Stochastic control and reinforcement learning foundations refer to the core principles and mathematical frameworks used to make optimal decisions in uncertain, dynamic environments. Stochastic control focuses on modeling and controlling systems influenced by random processes, often using probability and optimization techniques. Reinforcement learning builds on these ideas, enabling agents to learn optimal behaviors through trial and error, guided by rewards and penalties, without requiring explicit models of the environment.
Stochastic control and reinforcement learning foundations refer to the core principles and mathematical frameworks used to make optimal decisions in uncertain, dynamic environments. Stochastic control focuses on modeling and controlling systems influenced by random processes, often using probability and optimization techniques. Reinforcement learning builds on these ideas, enabling agents to learn optimal behaviors through trial and error, guided by rewards and penalties, without requiring explicit models of the environment.

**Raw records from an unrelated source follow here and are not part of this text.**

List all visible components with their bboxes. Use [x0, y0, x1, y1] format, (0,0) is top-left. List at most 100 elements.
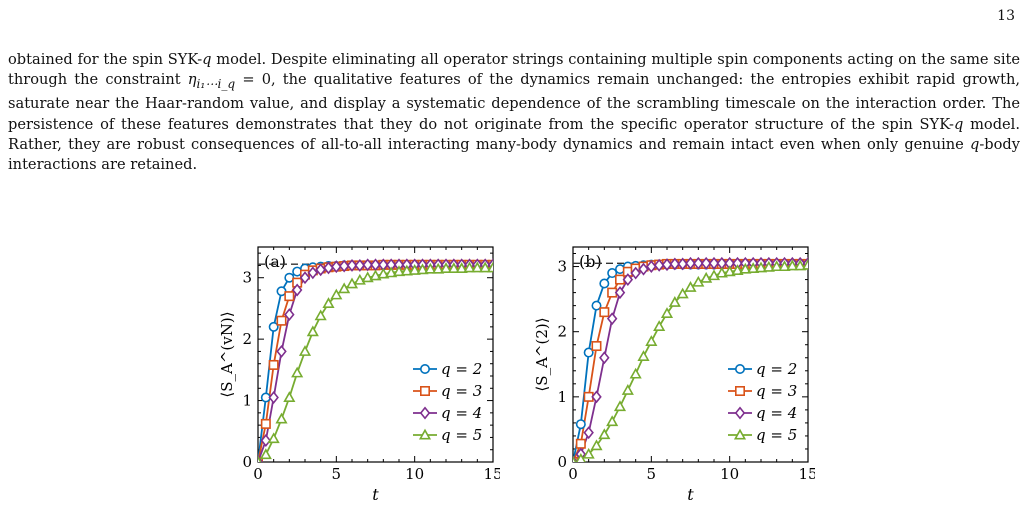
data-point	[590, 439, 603, 451]
data-point	[660, 307, 674, 318]
text-run: model. Rather, they are robust consequen…	[8, 115, 1020, 153]
data-point	[400, 264, 413, 276]
data-point	[693, 256, 704, 270]
data-point	[392, 265, 406, 277]
data-point	[613, 400, 627, 412]
data-point	[276, 315, 287, 326]
data-point	[583, 347, 594, 358]
data-point	[258, 455, 262, 462]
x-tick-label: 5	[332, 465, 342, 483]
data-point	[606, 415, 619, 427]
data-point	[432, 262, 445, 274]
y-axis-label: ⟨S_A^(vN)⟩	[218, 311, 236, 397]
data-point	[692, 275, 705, 287]
data-point	[668, 296, 681, 307]
x-tick-label: 15	[483, 465, 500, 483]
data-point	[447, 262, 460, 274]
data-point	[630, 266, 641, 280]
y-tick-label: 0	[242, 453, 252, 471]
data-point	[685, 256, 696, 270]
data-point	[653, 320, 666, 331]
legend-marker	[734, 406, 746, 420]
data-point	[486, 261, 493, 273]
body-paragraph: obtained for the spin SYK-q model. Despi…	[8, 50, 1020, 175]
data-point	[471, 261, 484, 273]
data-point	[268, 321, 279, 332]
text-run: model. Despite eliminating all operator …	[8, 51, 1020, 89]
data-point	[573, 455, 577, 462]
data-point	[731, 264, 744, 275]
data-point	[314, 309, 327, 321]
data-point	[575, 453, 586, 462]
axes-frame	[257, 246, 494, 463]
math-q: q	[970, 135, 980, 153]
data-point	[621, 383, 634, 395]
y-tick-label: 0	[557, 453, 567, 471]
panel-label: (a)	[264, 252, 286, 271]
data-point	[754, 261, 768, 273]
panel-label: (b)	[579, 252, 602, 271]
data-point	[607, 268, 618, 279]
data-point	[283, 391, 296, 402]
data-point	[276, 344, 287, 358]
legend-label: q = 5	[756, 426, 797, 444]
y-tick-label: 1	[557, 388, 567, 406]
data-point	[268, 391, 279, 404]
data-point	[284, 291, 295, 302]
legend-marker	[419, 406, 431, 420]
legend-marker	[735, 364, 746, 375]
math-eta: η	[187, 71, 197, 89]
data-point	[385, 266, 398, 278]
legend-marker	[735, 386, 746, 397]
y-tick-label: 2	[242, 330, 252, 348]
data-point	[684, 281, 697, 292]
legend-label: q = 3	[441, 382, 482, 400]
x-tick-label: 5	[647, 465, 657, 483]
data-point	[676, 287, 689, 299]
data-point	[700, 256, 712, 270]
data-point	[606, 312, 618, 326]
y-tick-label: 2	[557, 323, 567, 341]
data-point	[622, 273, 634, 287]
legend: q = 2 q = 3 q = 4 q = 5	[728, 360, 797, 444]
data-point	[739, 262, 752, 274]
legend-marker	[733, 428, 747, 440]
data-point	[291, 283, 303, 297]
data-point	[338, 259, 350, 273]
data-point	[715, 266, 728, 278]
data-point	[591, 390, 602, 404]
text-run: -body interactions are retained.	[8, 135, 1020, 173]
data-point	[599, 351, 610, 365]
data-point	[354, 258, 366, 272]
data-point	[599, 278, 610, 289]
data-point	[306, 325, 319, 337]
data-point	[801, 258, 808, 270]
x-tick-label: 15	[798, 465, 815, 483]
data-point	[669, 257, 681, 271]
data-point	[408, 264, 421, 275]
legend: q = 2 q = 3 q = 4 q = 5	[413, 360, 482, 444]
data-point	[637, 350, 650, 361]
x-tick-label: 10	[405, 465, 424, 483]
data-point	[708, 256, 720, 270]
legend-label: q = 2	[441, 360, 482, 378]
legend-label: q = 2	[756, 360, 797, 378]
data-point	[677, 257, 688, 271]
data-point	[723, 265, 736, 277]
math-q: q	[202, 51, 212, 68]
y-tick-label: 3	[242, 269, 252, 287]
data-point	[369, 269, 382, 281]
legend-label: q = 3	[756, 382, 797, 400]
legend-label: q = 5	[441, 426, 482, 444]
legend-marker	[420, 364, 431, 375]
data-point	[778, 260, 791, 272]
data-point	[583, 426, 594, 440]
data-point	[362, 258, 373, 272]
data-point	[331, 260, 342, 274]
data-point	[786, 259, 799, 271]
legend-marker	[420, 386, 431, 397]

What is stochastic control?
Stochastic control studies how to choose actions over time to optimize a performance criterion when the system evolves with randomness, using models like stochastic differential equations and dynamic programming to derive optimal policies.
What is reinforcement learning?
Reinforcement learning is a machine learning approach where an agent learns a policy to maximize cumulative rewards by interacting with an environment, balancing exploration and exploitation while using states, actions, and rewards.
What is a Markov Decision Process (MDP)?
An MDP is a formal model for sequential decision making under uncertainty, defined by states, actions, transition probabilities, rewards, and a discount factor, relying on the Markov property to enable optimization.
How are stochastic control and reinforcement learning related?
Reinforcement learning can solve stochastic control problems from data, while stochastic control provides theory (like dynamic programming) that underpins RL algorithms; many RL methods approximate optimal value and policy functions for uncertain environments.